Please read this article from today's NY Times. It's terrific.
Crossing the Finish Line 25 Pounds LighterOn a recent dreary morning I dragged myself to the gym. I'd run two miles in the rain earlier that day and really didn't want to do my usual 20 minutes of weight lifting. But I showed up anyway and tried to blast myself through my routine with very loud and fast music playing in my ears.
I was about to cut my workout short when a trainer who works at the gym came over to me.
"I just want you to know that I've watched you work hard this summer, and it does make a difference," he said. "You look like a completely different person."
I blushed, for a few reasons. First — hey, he's cute. Second, I haven't talked much about how I lost 25 pounds in a year, 20 of them over the summer. I'm almost embarrassed about it: that my weight had slowly crept up to 165 pounds, and again that I felt the need to lose them.
Jen Miller running the New York City Marathon in 2014 (left) and, 25 pounds lighter, the Fifth Avenue Mile in 2015 (right).
Mary Miller / Courtesy of the New York Road Runners
Mary Miller / Courtesy of the New York Road Runners
I've been running since 2006, and started running longer distances as a way to rebalance my life after a bad breakup and the death of my grandfather. Running kept me neat and trim, until I started to train for marathons. I slowly slid up the scale because I believed — falsely — that I could eat whatever I wanted if I was running three to 20 miles a day. After nearly breaking my foot in 2013 and being forced to take three months off, I kept eating like I was still running and didn't stop.
I went from 140 to 145, and then up to 160 and 165. My times in all distances slowed. I wanted less and less to get out the door, though I still trained for and ran two marathons at that weight.
At a doctor's appointment in January, as I waited for her to come in the exam room, I looked at the B.M.I. chart on the wall and saw what I'd tried to deny every time I put on my favorite pair of jeans and they didn't fit: I was solidly overweight.
My first impulse was to tell myself, "I do not want to be at this spot on the scale," and guilt hit me almost immediately. I felt like I was trampling on every single thing I believed about women not needing to be as thin as fire poles in order to be attractive. What kind of feminist was I, anyway? I told my female friends of all shapes and sizes they were perfectly fine at those shapes and sizes — and I believed it. What did it say about me that I couldn't apply the same words to myself?
Then the fear of the task ahead held me down: It had taken me years to slide up to 165. So I did nothing. I kept running, slowly and without enthusiasm, and did one of my worst 10-mile races of my life that spring. The weight wasn't the only reason, but I knew it was a big part of it. I looked at my finishing time and knew something had to change, guilt be damned.
I'm an athlete — an amateur one, but still someone who wants to improve at her sport in every way she can. Carrying around 25 extra pounds wasn't going to help me improve in my sport. So I rejoined the gym, bought a new scale and weighed myself once a week, starting on April 29 at 159.8 pounds. I set what I thought was a modest goal of losing 10 pounds by Labor Day.

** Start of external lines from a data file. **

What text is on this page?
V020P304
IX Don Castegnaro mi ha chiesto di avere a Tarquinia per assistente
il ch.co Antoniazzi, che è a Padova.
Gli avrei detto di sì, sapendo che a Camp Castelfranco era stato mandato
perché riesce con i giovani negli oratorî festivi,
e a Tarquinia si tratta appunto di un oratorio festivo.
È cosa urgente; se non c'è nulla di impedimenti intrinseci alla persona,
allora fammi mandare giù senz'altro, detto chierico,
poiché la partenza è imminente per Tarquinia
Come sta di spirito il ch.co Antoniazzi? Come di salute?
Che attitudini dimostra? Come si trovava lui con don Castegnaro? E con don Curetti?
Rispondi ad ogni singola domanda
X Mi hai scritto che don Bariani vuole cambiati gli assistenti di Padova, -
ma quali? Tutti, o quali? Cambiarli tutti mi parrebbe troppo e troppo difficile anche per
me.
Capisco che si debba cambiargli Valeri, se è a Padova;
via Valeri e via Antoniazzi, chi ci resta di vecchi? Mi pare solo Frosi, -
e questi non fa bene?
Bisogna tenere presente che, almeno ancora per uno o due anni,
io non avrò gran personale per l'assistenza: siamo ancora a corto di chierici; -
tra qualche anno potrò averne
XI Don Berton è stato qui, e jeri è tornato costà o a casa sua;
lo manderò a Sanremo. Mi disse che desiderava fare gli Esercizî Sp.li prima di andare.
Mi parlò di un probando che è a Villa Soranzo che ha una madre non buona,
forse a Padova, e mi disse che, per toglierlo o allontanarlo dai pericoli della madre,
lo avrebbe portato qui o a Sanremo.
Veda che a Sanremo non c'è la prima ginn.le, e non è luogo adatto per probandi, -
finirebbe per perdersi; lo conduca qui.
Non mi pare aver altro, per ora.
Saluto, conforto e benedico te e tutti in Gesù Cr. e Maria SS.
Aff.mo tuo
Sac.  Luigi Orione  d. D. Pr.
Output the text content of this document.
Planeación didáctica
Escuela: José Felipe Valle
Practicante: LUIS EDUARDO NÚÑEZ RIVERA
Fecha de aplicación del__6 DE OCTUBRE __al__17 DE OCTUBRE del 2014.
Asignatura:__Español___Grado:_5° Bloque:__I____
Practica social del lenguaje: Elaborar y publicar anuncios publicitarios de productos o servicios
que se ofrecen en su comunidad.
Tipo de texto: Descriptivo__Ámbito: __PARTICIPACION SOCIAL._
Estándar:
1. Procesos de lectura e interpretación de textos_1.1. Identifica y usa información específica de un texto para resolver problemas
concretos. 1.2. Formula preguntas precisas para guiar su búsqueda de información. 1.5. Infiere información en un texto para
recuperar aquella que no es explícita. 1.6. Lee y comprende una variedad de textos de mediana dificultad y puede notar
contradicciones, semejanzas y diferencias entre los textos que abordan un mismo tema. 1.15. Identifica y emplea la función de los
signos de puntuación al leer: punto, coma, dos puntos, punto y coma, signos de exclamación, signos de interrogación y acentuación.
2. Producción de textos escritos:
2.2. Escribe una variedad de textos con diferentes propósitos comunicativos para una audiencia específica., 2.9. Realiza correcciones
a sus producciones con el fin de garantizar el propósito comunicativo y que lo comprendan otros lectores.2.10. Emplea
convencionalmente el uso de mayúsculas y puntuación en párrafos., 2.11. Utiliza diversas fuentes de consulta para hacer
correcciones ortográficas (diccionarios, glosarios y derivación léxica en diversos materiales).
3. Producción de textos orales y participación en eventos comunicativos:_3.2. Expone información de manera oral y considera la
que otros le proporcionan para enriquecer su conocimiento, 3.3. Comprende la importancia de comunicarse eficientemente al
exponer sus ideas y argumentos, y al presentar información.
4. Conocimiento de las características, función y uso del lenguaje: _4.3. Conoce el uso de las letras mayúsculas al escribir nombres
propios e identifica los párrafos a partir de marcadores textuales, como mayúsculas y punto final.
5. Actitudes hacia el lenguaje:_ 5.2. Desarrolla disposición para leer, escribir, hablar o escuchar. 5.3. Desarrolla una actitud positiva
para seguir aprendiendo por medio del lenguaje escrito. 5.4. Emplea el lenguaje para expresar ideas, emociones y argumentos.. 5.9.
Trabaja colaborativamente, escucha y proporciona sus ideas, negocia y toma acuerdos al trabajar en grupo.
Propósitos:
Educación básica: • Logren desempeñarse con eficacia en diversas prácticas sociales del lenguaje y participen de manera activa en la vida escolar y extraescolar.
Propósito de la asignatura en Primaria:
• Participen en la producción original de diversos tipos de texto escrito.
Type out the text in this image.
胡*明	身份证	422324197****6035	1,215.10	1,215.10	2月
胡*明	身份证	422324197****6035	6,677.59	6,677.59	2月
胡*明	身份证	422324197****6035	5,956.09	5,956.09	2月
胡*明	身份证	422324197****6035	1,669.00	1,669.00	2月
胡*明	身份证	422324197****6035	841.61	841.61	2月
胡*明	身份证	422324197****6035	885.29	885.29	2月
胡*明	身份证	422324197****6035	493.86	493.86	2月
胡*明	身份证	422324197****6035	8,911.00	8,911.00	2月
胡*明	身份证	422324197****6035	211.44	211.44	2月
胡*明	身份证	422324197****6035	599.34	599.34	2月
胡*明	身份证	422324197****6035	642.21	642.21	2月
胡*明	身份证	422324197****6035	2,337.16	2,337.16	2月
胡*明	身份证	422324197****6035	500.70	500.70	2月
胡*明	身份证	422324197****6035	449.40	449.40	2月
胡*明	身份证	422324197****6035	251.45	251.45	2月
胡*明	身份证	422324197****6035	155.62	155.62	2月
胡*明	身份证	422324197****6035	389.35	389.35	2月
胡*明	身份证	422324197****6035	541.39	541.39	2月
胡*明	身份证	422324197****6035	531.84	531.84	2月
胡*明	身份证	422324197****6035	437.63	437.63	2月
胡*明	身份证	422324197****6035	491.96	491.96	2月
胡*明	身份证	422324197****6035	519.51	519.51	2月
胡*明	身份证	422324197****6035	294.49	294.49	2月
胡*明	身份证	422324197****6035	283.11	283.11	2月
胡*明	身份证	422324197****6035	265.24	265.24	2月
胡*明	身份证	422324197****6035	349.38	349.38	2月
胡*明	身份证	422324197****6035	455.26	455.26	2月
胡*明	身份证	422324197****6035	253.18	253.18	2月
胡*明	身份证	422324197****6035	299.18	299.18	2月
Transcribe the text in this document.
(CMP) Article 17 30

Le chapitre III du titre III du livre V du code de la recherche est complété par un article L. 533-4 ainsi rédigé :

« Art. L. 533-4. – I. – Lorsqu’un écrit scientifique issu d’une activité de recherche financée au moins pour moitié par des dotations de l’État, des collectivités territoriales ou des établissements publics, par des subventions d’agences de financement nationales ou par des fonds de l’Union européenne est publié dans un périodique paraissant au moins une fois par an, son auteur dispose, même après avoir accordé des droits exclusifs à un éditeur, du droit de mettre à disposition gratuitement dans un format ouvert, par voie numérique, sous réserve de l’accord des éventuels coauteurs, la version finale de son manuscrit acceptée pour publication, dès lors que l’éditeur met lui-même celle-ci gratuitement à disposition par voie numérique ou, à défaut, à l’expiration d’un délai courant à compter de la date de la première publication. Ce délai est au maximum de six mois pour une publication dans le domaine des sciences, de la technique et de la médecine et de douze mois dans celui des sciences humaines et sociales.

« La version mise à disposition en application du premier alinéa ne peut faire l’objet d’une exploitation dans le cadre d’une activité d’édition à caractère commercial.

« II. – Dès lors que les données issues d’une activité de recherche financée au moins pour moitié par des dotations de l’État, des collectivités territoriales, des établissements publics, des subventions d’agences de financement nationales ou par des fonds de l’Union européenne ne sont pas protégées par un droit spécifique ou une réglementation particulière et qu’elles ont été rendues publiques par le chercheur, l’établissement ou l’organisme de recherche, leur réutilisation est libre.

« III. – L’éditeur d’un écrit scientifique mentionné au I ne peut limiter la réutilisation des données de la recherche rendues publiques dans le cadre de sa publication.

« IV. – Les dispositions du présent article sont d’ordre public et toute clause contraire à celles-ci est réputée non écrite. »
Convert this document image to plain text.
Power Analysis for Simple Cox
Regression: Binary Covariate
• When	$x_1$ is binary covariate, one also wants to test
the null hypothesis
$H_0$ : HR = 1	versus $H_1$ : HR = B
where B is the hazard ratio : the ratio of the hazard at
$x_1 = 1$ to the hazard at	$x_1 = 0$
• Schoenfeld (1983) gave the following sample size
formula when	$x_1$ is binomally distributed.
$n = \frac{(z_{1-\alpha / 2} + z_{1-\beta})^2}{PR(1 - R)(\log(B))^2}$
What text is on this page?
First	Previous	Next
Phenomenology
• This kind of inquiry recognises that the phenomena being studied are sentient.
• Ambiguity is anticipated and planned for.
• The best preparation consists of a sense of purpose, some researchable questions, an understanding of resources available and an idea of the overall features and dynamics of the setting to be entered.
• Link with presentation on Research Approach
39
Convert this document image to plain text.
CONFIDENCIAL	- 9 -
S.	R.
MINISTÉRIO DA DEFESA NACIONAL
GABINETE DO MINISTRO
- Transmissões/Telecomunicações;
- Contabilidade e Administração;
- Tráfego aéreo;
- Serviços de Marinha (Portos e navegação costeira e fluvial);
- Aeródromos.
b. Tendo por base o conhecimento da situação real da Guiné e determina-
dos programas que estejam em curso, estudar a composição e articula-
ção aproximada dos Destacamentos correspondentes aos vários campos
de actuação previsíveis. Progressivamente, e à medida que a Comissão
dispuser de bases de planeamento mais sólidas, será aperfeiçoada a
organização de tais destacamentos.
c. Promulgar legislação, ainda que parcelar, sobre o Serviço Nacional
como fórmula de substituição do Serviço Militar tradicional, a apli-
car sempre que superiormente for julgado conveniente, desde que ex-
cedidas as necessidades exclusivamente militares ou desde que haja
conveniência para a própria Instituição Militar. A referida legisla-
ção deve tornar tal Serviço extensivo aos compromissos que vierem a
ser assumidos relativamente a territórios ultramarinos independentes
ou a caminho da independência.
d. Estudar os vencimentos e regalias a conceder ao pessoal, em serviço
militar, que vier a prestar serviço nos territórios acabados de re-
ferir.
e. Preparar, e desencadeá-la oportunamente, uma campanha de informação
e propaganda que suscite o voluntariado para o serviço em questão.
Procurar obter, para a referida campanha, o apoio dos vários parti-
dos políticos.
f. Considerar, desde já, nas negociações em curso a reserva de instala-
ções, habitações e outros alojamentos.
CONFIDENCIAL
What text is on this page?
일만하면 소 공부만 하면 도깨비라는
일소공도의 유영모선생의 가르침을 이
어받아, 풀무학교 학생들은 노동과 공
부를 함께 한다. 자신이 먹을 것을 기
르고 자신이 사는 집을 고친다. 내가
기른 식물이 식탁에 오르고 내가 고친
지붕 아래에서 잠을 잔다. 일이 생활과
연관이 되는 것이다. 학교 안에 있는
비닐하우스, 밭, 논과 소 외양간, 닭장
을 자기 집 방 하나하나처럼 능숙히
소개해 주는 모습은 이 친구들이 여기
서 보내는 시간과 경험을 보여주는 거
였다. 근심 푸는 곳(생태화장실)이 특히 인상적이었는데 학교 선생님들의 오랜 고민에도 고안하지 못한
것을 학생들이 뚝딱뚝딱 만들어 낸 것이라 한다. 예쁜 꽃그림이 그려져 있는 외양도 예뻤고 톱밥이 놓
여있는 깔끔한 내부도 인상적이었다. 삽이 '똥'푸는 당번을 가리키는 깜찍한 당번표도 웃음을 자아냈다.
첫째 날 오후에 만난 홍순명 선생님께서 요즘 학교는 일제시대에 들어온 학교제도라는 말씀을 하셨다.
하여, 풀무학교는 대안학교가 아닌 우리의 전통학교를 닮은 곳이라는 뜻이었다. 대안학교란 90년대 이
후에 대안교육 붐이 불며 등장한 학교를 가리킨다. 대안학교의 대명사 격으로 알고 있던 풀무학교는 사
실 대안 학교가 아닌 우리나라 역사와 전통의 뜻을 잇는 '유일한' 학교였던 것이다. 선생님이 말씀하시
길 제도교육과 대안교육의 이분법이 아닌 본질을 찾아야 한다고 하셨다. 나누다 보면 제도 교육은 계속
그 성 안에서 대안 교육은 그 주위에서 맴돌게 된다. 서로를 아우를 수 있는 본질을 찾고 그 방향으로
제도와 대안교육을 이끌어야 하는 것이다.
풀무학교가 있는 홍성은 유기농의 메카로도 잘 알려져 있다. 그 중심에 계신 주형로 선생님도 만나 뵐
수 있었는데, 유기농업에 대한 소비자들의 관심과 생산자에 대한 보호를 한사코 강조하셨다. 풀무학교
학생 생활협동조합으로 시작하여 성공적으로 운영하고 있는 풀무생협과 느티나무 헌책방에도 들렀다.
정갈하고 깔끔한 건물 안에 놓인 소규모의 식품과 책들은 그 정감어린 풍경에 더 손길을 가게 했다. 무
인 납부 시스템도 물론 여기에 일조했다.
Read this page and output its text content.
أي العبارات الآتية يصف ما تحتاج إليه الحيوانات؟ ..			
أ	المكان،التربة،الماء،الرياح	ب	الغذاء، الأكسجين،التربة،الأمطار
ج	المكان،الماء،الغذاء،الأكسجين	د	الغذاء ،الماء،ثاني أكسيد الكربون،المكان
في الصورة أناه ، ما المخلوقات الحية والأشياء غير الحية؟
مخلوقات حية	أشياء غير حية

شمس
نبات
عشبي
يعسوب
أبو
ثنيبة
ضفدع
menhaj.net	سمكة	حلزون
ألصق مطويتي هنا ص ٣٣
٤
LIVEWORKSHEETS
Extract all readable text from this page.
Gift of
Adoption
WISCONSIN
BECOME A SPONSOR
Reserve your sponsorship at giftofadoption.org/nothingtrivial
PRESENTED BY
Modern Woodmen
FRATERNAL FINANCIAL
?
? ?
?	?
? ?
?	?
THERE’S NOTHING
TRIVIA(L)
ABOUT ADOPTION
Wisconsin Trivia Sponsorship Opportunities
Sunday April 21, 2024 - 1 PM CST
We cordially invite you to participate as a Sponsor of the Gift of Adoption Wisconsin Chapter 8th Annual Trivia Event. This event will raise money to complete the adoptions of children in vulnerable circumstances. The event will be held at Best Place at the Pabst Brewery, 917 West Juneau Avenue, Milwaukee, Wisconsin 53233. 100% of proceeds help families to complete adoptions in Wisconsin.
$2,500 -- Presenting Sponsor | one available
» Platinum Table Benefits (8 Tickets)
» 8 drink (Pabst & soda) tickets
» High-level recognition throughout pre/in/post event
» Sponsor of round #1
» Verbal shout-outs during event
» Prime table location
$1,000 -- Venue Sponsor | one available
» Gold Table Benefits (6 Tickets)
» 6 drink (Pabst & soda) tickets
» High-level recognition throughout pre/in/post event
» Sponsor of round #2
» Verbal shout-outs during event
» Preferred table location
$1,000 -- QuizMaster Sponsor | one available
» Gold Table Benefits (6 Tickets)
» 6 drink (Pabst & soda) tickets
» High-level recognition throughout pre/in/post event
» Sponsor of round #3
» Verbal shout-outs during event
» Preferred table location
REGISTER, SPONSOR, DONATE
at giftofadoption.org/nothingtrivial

Instead of training for a fall marathon, I set my sights on running the Fifth Avenue Mile on Sept. 13 in under seven minutes. Workouts for a one-mile road race are much different than a 26.2-mile slog, and they included shorter track sprints and a lot of time in the weight room strengthening my legs, core and upper body so that they could swing me through the finish line. I ran in the early mornings to beat the heat, and then on weekdays I lifted weights for 20 minutes. I skipped the weekend long run and instead ran stadium stairs every Saturday morning, doing walking lunges and skips and sprints on the track between each round.
I thought I'd see this task as a chore, but I found I enjoyed the shake-up of my usual routine. Every time I shifted to a heavier weight set at the gym, I high-fived myself. Every time I finished a 400-meter sprint faster than the week before, I cheered.
I also changed the way I ate. I didn't count calories or go on what I'd call a diet, but I cut back on carbs and alcohol and ate more full-fat foods: whole fat yogurt, bacon, dark chicken with the skin on and vegetables sautéed in butter. I learned new recipes to fit in with a new way of eating, one devoid of diet foods and instead focused on real food. I never felt hungry, and food tasted so good.
I hit my 10-pound weight-loss goal by mid-August. By the time I crossed the finish line at the Fifth Avenue Mile, a full 28 seconds faster than my goal, I had lost another 10, leaving me a full 25 pounds lighter than when I ran the New York City Marathon the fall before.
So the trainer at my gym had stellar timing in giving me that compliment. I finished my workout with gusto, dead lifts and all. On my way out, I stopped him again and said, "I hate to say this, but you really just made my day."
"Oh, of course," he said. "Some people come in here and never change. You did. And I wanted to congratulate you on it."
I haven't been able to shake off all the guilt yet, and only recently started to wear clothes that fit this new me and not the old one. Even though I am running faster in every race I do, part of me feels bad that people look at the thinner me differently. But the athlete in me will always win. She's the one who wants to cross that finish line as fast as possible, and I'm going to do what I can to help.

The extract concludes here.